Le "bien-être", c'est aussi ce qu'a voulu apporter le professeur Bernard Descottes à ses patients. "Dans nos hôpitaux, nous sommes avant tout des techniciens de la maladie, mais il manque une prise en charge de l'humain dans sa globalité", résume ce chirurgien dont la connaissance de la médecine asiatique lui a, dit-il, "ouvert l'esprit". Lorsqu'il a voulu créer un "espace bien-être" au sein de son service de chirurgie viscérale et transplantations au CHU de Limoges, il a "tout entendu".
"Et pourquoi pas aussi des péripatéticiennes !", lui a même lancé un ancien directeur. Têtu, persuadé de la nécessité d'offrir aux malades un accompagnement psychologique, le professeur Descottes est finalement parvenu à obtenir un financement de l'Agence régionale d'hospitalisation et de la Ligue contre le cancer.
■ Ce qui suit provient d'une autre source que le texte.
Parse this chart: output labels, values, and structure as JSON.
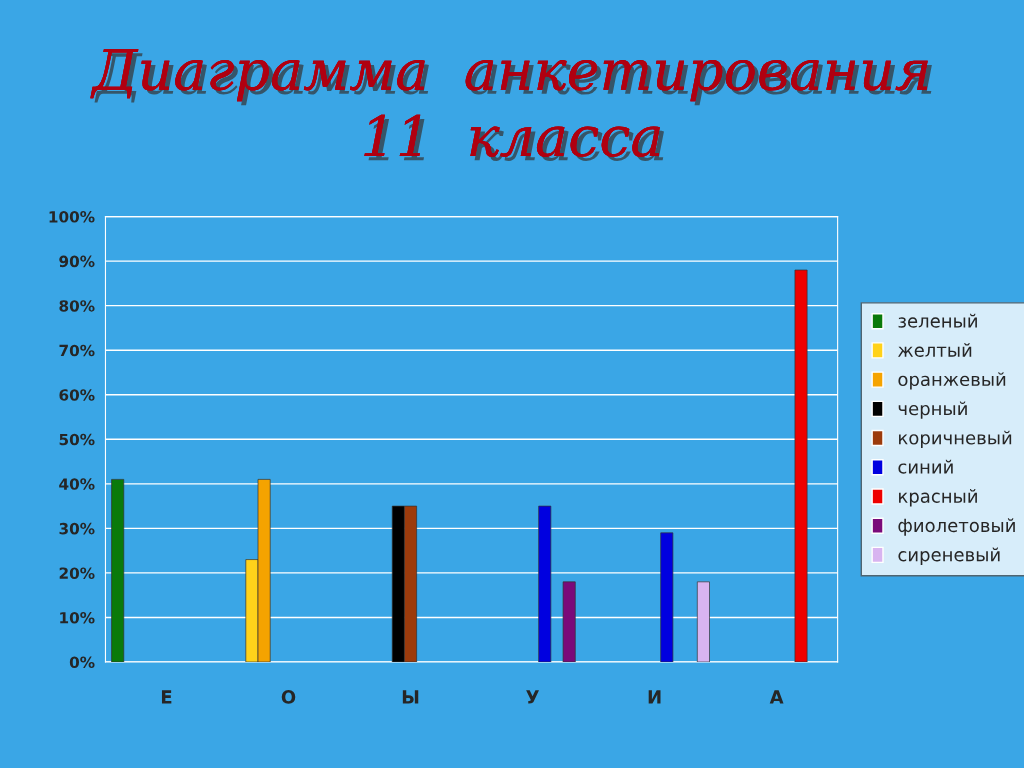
{
  "chart_data": {
    "type": "bar",
    "title": "Диаграмма  анкетирования\n11  класса",
    "categories": [
      "Е",
      "О",
      "Ы",
      "У",
      "И",
      "А"
    ],
    "series": [
      {
        "name": "зеленый",
        "color": "#0a7a0a",
        "values": [
          41,
          null,
          null,
          null,
          null,
          null
        ]
      },
      {
        "name": "желтый",
        "color": "#ffd21a",
        "values": [
          null,
          23,
          null,
          null,
          null,
          null
        ]
      },
      {
        "name": "оранжевый",
        "color": "#f5a300",
        "values": [
          null,
          41,
          null,
          null,
          null,
          null
        ]
      },
      {
        "name": "черный",
        "color": "#000000",
        "values": [
          null,
          null,
          35,
          null,
          null,
          null
        ]
      },
      {
        "name": "коричневый",
        "color": "#9c3b0c",
        "values": [
          null,
          null,
          35,
          null,
          null,
          null
        ]
      },
      {
        "name": "синий",
        "color": "#0000e0",
        "values": [
          null,
          null,
          null,
          35,
          29,
          null
        ]
      },
      {
        "name": "красный",
        "color": "#ee0000",
        "values": [
          null,
          null,
          null,
          null,
          null,
          88
        ]
      },
      {
        "name": "фиолетовый",
        "color": "#7a0a7a",
        "values": [
          null,
          null,
          null,
          18,
          null,
          null
        ]
      },
      {
        "name": "сиреневый",
        "color": "#d8b4f0",
        "values": [
          null,
          null,
          null,
          null,
          18,
          null
        ]
      }
    ],
    "ylim": [
      0,
      100
    ],
    "yticks": [
      {
        "value": 0,
        "label": "0%"
      },
      {
        "value": 10,
        "label": "10%"
      },
      {
        "value": 20,
        "label": "20%"
      },
      {
        "value": 30,
        "label": "30%"
      },
      {
        "value": 40,
        "label": "40%"
      },
      {
        "value": 50,
        "label": "50%"
      },
      {
        "value": 60,
        "label": "60%"
      },
      {
        "value": 70,
        "label": "70%"
      },
      {
        "value": 80,
        "label": "80%"
      },
      {
        "value": 90,
        "label": "90%"
      },
      {
        "value": 100,
        "label": "100%"
      }
    ],
    "grid": "y",
    "legend": "right"
  }
}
Depuis un an, deux infirmières dispensent des soins de relaxation, de sophrologie, de massage, etc., à des patients souvent gravement malades. "Ces deux postes sont fondamentaux", insiste le professeur Descottes - en témoigne le "carnet de remerciements" des patients. Un autre espace bien-être a d'ailleurs ouvert à l'hôpital Mère/Enfant de Limoges pour les grossesses pathologiques et les enfants malades.
L'introduction de ces méthodes alternatives relève souvent d'une initiative personnelle, d'un médecin au parcours atypique, qui essuie, dans un premier temps, le regard dubitatif de ses collègues. Acupuncture, hypnose, ostéopathie, art-thérapie : toutes ces disciplines ont pris place, depuis plusieurs années, au sein du centre de la douleur adulte-enfant du centre hospitalier universitaire (CHU) de Grenoble.
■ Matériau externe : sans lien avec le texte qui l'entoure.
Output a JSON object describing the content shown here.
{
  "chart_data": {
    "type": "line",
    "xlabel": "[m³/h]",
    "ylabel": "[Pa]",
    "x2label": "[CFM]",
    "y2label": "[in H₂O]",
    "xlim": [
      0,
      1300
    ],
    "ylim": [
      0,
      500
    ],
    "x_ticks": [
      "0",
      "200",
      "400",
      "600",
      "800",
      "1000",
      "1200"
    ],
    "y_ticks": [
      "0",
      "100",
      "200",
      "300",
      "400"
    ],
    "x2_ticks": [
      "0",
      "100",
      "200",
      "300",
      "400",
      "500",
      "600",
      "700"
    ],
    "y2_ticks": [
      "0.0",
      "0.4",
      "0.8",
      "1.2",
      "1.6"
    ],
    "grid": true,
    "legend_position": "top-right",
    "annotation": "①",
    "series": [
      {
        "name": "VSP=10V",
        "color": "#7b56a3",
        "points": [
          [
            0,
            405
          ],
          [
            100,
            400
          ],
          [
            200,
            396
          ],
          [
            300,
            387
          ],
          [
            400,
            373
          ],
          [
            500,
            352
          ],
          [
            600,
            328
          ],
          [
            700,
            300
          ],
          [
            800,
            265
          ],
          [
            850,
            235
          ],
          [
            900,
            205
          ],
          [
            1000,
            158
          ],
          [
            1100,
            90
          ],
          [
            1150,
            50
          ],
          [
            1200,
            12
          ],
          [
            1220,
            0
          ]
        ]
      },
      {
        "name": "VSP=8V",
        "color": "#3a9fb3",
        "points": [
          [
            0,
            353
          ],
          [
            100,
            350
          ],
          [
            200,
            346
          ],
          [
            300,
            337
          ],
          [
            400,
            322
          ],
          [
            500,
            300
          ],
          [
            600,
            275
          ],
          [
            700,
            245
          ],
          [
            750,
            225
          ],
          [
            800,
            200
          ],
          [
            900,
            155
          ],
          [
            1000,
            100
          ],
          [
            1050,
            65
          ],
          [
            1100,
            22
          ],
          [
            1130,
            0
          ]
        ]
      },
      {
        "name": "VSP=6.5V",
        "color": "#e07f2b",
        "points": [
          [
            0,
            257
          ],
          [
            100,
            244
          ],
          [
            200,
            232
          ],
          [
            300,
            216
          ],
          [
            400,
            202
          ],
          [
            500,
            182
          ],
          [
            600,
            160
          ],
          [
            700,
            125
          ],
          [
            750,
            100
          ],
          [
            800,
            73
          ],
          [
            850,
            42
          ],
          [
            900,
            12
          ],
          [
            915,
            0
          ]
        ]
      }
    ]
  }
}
"Cela n'a pas été très facile, il y avait peu de soutien", se souvient le docteur Jean-Pierre Alibeu, responsable de ce centre. "Notre volonté était de développer la prise en charge non médicamenteuse et d'améliorer le vécu et la qualité de vie des malades", explique cet anesthésiste-réanimateur, également formé à l'hypnose. Séance d'ostéopathie pour des lombalgies ou des sciatiques, d'acupuncture pour des migraines, des tendinites ou des zonas, d'hypnose et de relaxation pour atténuer des douleurs ou soigner une migraine chez un enfant, "les patients, qui n'en peuvent plus de prendre des médicaments, sont très demandeurs", constate le docteur Alibeu.
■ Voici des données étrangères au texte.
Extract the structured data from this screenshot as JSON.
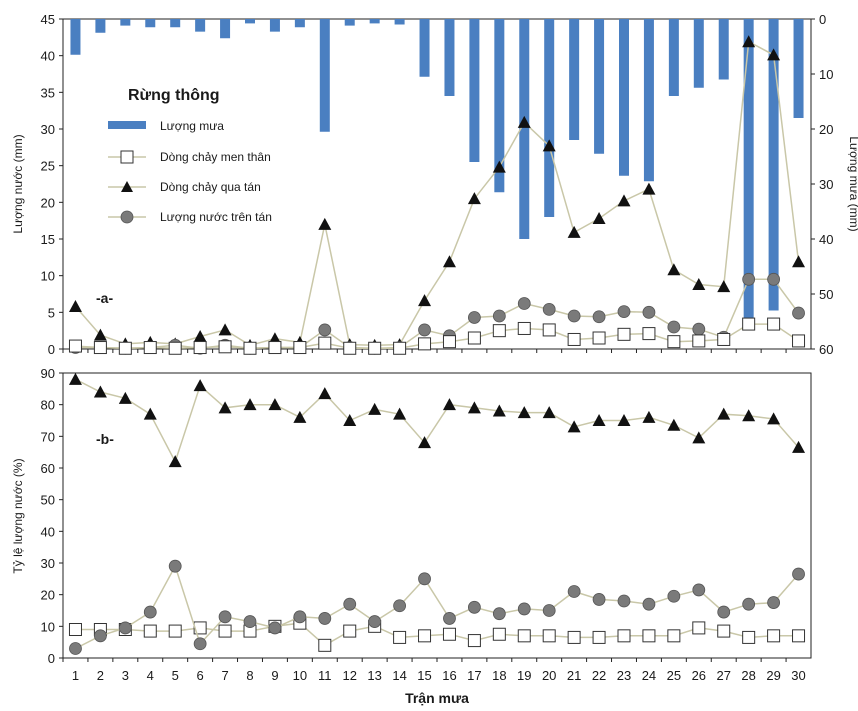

Si l'hypnose médicale et l'acupuncture obstétricale (utilisée lors des accouchements) font l'objet de diplômes universitaires, toutes les médecines alternatives ne bénéficient pas du même encadrement, et leur efficacité reste difficile à évaluer scientifiquement, faute de financement pour lancer des études de cohorte. "Nous avons des preuves cliniques, des malades guérissent, atteste le docteur Alibeu. La demande est telle que ces approches vont se développer de plus en plus, mais il faut mieux les encadrer." La Haute Autorité de santé a d'ailleurs récemment soutenu le recours aux médecines alternatives dans la prise en charge de la douleur.
Au centre hospitalier de Bavilliers, personne n'attend de miracle de ces exercices de qi gong. "Si cela ne fait pas de mal, ça peut peut-être faire du bien", considère le directeur, Philippe Meyer. "Au Canada, une étude clinique sur la pratique du tai-chi - un art martial fait d'enchaînements lents et d'étirements -, a démontré, en gériatrie, sa capacité à prévenir les chutes", affirme Bruno Mazoyer, médecin gériatre au Chênois. Pour le qi gong, on n'en est pas encore là. "Je ne suis pas capable de dire s'il y a un effet durable de la séance, dit le médecin. Ce que je vois, en revanche, ce sont des gens qui sont contents de venir et un exercice intéressant pour le stade moyen de la maladie, puisqu'il est capable de fixer leur attention."